Monday, October 26, 2015

Beauteous Truth

Cover image for Beauteous Truth: Faith, Reason, Literature, and Culture by Joseph Pearce, 320 pages

Beauteous Truth  is a collection of blog posts, book reviews, book introductions, interviews, and magazine essays, on a wide variety of subjects, ranging from history to philosophy to aesthetics to autobiography.  Author Pearce has written literary biographies of Solzehnitsyn, Tolkien, Lewis, Belloc, Wilde, Shakespeare, and Chesterton, focusing on the influence of Christianity generally, and Catholicism specifically, upon his subjects, so it is no surprise that questions about the relationship between Truth and Beauty, between faith and art, form the dominant theme.

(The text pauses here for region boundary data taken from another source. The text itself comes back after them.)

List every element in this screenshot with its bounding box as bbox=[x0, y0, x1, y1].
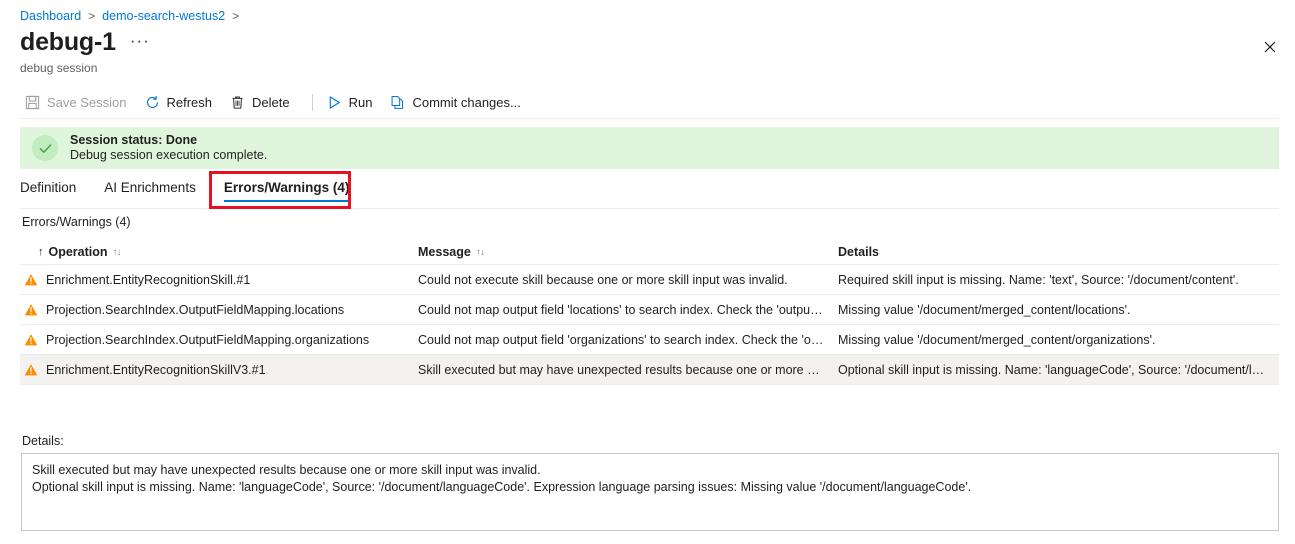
trash-icon bbox=[232, 96, 243, 109]
commit-changes-label: Commit changes... bbox=[412, 94, 521, 110]
cell-details: Missing value '/document/merged_content/… bbox=[838, 302, 1131, 317]
details-line-1: Skill executed but may have unexpected r… bbox=[32, 463, 541, 477]
refresh-label: Refresh bbox=[166, 94, 213, 110]
cell-details: Missing value '/document/merged_content/… bbox=[838, 332, 1156, 347]
refresh-icon bbox=[146, 95, 158, 108]
close-button[interactable] bbox=[1257, 34, 1283, 60]
operation-text: Enrichment.EntityRecognitionSkill.#1 bbox=[46, 272, 251, 287]
delete-label: Delete bbox=[252, 94, 290, 110]
refresh-button[interactable]: Refresh bbox=[140, 92, 222, 113]
cell-message: Could not map output field 'organization… bbox=[418, 332, 838, 347]
details-pane-content[interactable]: Skill executed but may have unexpected r… bbox=[21, 453, 1279, 531]
title-row: debug-1 ··· bbox=[20, 28, 150, 57]
cell-message: Could not map output field 'locations' t… bbox=[418, 302, 837, 317]
warning-icon bbox=[24, 303, 38, 315]
tab-bottom-rule bbox=[20, 208, 1279, 209]
toolbar-bottom-rule bbox=[20, 118, 1279, 119]
sort-toggle-icon[interactable]: ↑↓ bbox=[476, 247, 485, 258]
column-header-message[interactable]: Message ↑↓ bbox=[418, 245, 838, 259]
breadcrumb: Dashboard > demo-search-westus2 > bbox=[20, 6, 239, 26]
details-pane-label: Details: bbox=[22, 434, 64, 448]
copy-icon bbox=[392, 95, 404, 109]
operation-text: Projection.SearchIndex.OutputFieldMappin… bbox=[46, 302, 345, 317]
column-header-operation-label: Operation bbox=[48, 245, 108, 259]
page-title: debug-1 bbox=[20, 28, 116, 56]
status-icon-wrapper bbox=[32, 135, 58, 161]
cell-message: Skill executed but may have unexpected r… bbox=[418, 362, 838, 377]
close-icon bbox=[1264, 41, 1276, 53]
breadcrumb-item-service[interactable]: demo-search-westus2 bbox=[102, 6, 225, 26]
table-row[interactable]: Enrichment.EntityRecognitionSkillV3.#1 S… bbox=[20, 355, 1279, 385]
tab-list: Definition AI Enrichments Errors/Warning… bbox=[20, 176, 363, 204]
breadcrumb-item-dashboard[interactable]: Dashboard bbox=[20, 6, 81, 26]
grid-header-row: ↑ Operation ↑↓ Message ↑↓ Details bbox=[20, 240, 1279, 265]
tab-errors-warnings-label: Errors/Warnings (4) bbox=[223, 180, 350, 195]
column-header-details[interactable]: Details bbox=[838, 245, 1279, 259]
details-line-2: Optional skill input is missing. Name: '… bbox=[32, 480, 972, 494]
tab-definition[interactable]: Definition bbox=[20, 176, 90, 204]
warning-icon bbox=[24, 273, 38, 285]
status-banner: Session status: Done Debug session execu… bbox=[20, 127, 1279, 169]
cell-operation: Enrichment.EntityRecognitionSkillV3.#1 bbox=[20, 363, 418, 377]
tab-ai-enrichments-label: AI Enrichments bbox=[104, 180, 196, 195]
tab-ai-enrichments[interactable]: AI Enrichments bbox=[90, 176, 210, 204]
run-button[interactable]: Run bbox=[322, 92, 382, 113]
table-row[interactable]: Enrichment.EntityRecognitionSkill.#1 Cou… bbox=[20, 265, 1279, 295]
operation-text: Projection.SearchIndex.OutputFieldMappin… bbox=[46, 332, 370, 347]
warning-icon bbox=[24, 363, 38, 375]
status-message: Debug session execution complete. bbox=[70, 148, 268, 162]
errors-warnings-grid: ↑ Operation ↑↓ Message ↑↓ Details Enrich… bbox=[20, 240, 1279, 385]
commit-changes-button[interactable]: Commit changes... bbox=[385, 92, 529, 113]
chevron-right-icon: > bbox=[88, 9, 96, 23]
sort-toggle-icon[interactable]: ↑↓ bbox=[113, 247, 122, 258]
status-title: Session status: Done bbox=[70, 133, 198, 147]
operation-text: Enrichment.EntityRecognitionSkillV3.#1 bbox=[46, 362, 266, 377]
column-header-operation[interactable]: ↑ Operation ↑↓ bbox=[20, 245, 418, 259]
command-bar: Save Session Refresh Delete Run Commit c… bbox=[20, 88, 534, 116]
more-menu-button[interactable]: ··· bbox=[130, 31, 150, 51]
page-subtitle: debug session bbox=[20, 61, 98, 75]
grid-caption: Errors/Warnings (4) bbox=[22, 215, 131, 229]
cell-message: Could not execute skill because one or m… bbox=[418, 272, 788, 287]
column-header-message-label: Message bbox=[418, 245, 471, 259]
cell-operation: Projection.SearchIndex.OutputFieldMappin… bbox=[20, 303, 418, 317]
table-row[interactable]: Projection.SearchIndex.OutputFieldMappin… bbox=[20, 295, 1279, 325]
cell-operation: Enrichment.EntityRecognitionSkill.#1 bbox=[20, 273, 418, 287]
column-header-details-label: Details bbox=[838, 245, 879, 259]
delete-button[interactable]: Delete bbox=[225, 92, 299, 113]
toolbar-divider bbox=[311, 93, 313, 111]
check-circle-icon bbox=[39, 143, 51, 153]
warning-icon bbox=[24, 333, 38, 345]
cell-operation: Projection.SearchIndex.OutputFieldMappin… bbox=[20, 333, 418, 347]
tab-definition-label: Definition bbox=[20, 180, 77, 195]
play-icon bbox=[329, 95, 340, 109]
run-label: Run bbox=[348, 94, 373, 110]
cell-details: Optional skill input is missing. Name: '… bbox=[838, 362, 1265, 377]
save-session-button[interactable]: Save Session bbox=[20, 92, 136, 113]
sort-active-indicator-icon: ↑ bbox=[38, 246, 44, 258]
table-row[interactable]: Projection.SearchIndex.OutputFieldMappin… bbox=[20, 325, 1279, 355]
status-text: Session status: Done Debug session execu… bbox=[70, 133, 267, 163]
tab-errors-warnings[interactable]: Errors/Warnings (4) bbox=[210, 176, 364, 204]
save-session-label: Save Session bbox=[47, 94, 127, 110]
cell-details: Required skill input is missing. Name: '… bbox=[838, 272, 1239, 287]
chevron-right-icon: > bbox=[232, 9, 240, 23]
save-icon bbox=[25, 95, 40, 109]
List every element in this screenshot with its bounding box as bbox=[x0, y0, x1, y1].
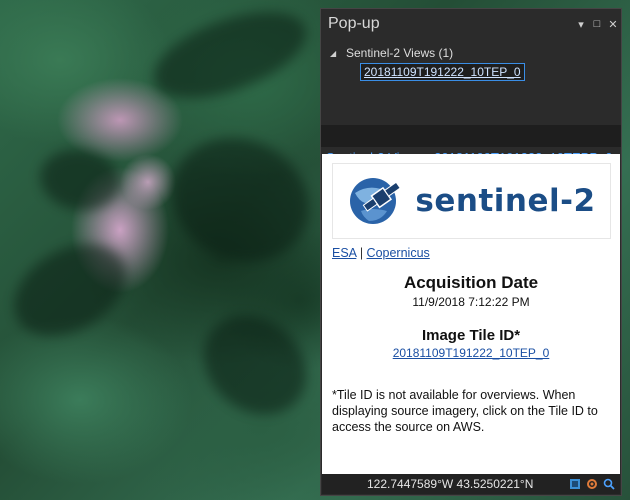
links-row: ESA | Copernicus bbox=[332, 246, 620, 260]
terrain-shadow bbox=[142, 0, 318, 116]
terrain-shadow bbox=[151, 116, 329, 284]
tile-note: *Tile ID is not available for overviews.… bbox=[332, 388, 598, 434]
coordinate-readout: 122.7447589°W 43.5250221°N bbox=[367, 477, 534, 491]
maximize-icon[interactable]: □ bbox=[589, 18, 605, 30]
feature-tree: ◢ Sentinel-2 Views (1) 20181109T191222_1… bbox=[321, 39, 621, 125]
search-icon[interactable] bbox=[603, 478, 615, 490]
status-bar: 122.7447589°W 43.5250221°N bbox=[322, 474, 620, 494]
pane-menu-icon[interactable]: ▾ bbox=[573, 18, 589, 31]
settings-gear-icon[interactable] bbox=[586, 478, 598, 490]
sentinel-logo: sentinel-2 bbox=[332, 163, 611, 239]
tree-layer-label: Sentinel-2 Views (1) bbox=[346, 46, 454, 60]
copernicus-link[interactable]: Copernicus bbox=[367, 246, 430, 260]
terrain-shadow bbox=[35, 143, 125, 217]
acquisition-date: 11/9/2018 7:12:22 PM bbox=[412, 295, 530, 309]
acquisition-heading: Acquisition Date bbox=[403, 273, 539, 292]
popup-content: sentinel-2 ESA | Copernicus Acquisition … bbox=[322, 154, 620, 474]
close-icon[interactable]: ✕ bbox=[605, 18, 621, 31]
logo-text: sentinel-2 bbox=[415, 183, 596, 219]
pane-header: Pop-up ▾ □ ✕ bbox=[321, 9, 621, 39]
tile-heading: Image Tile ID* bbox=[421, 327, 521, 344]
esa-link[interactable]: ESA bbox=[332, 246, 356, 260]
tree-layer-row[interactable]: ◢ Sentinel-2 Views (1) bbox=[321, 45, 621, 61]
terrain-shadow bbox=[183, 295, 327, 435]
pane-divider bbox=[321, 125, 621, 147]
map-export-icon[interactable] bbox=[569, 478, 581, 490]
tree-selected-feature[interactable]: 20181109T191222_10TEP_0 bbox=[360, 63, 525, 81]
expand-triangle-icon[interactable]: ◢ bbox=[330, 49, 340, 58]
satellite-globe-icon bbox=[350, 178, 402, 224]
popup-pane: Pop-up ▾ □ ✕ ◢ Sentinel-2 Views (1) 2018… bbox=[320, 8, 622, 496]
tile-id-link[interactable]: 20181109T191222_10TEP_0 bbox=[322, 346, 620, 360]
link-separator: | bbox=[359, 246, 364, 260]
terrain-shadow bbox=[0, 225, 142, 355]
pane-title: Pop-up bbox=[328, 15, 380, 32]
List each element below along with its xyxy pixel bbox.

Pearce directly targets both the modern notion of a war between faith and reason and the academic aversion to matters of morality and religion.  Following Dawson and Eliot he sees these as antithetical to the survival of culture and civilization.  The loftiness of his cause inspires a determination and combativeness that can come across as overly forceful, which is only aggravated by the inevitably somewhat repetitive (but certain things are worth repeating) nature of such a collection.  This is balanced somewhat by the structure of the book, which provides a certain thematic progression despite the components not having been initially conceived as part of a greater whole.  There is an occasional minor misstep (Weston was a renegade spiritualist in Perelandra, not a materialist as he was in Out of the Silent Planet), but on the whole Pearce's passionate arguments are strong. clear, and insightful.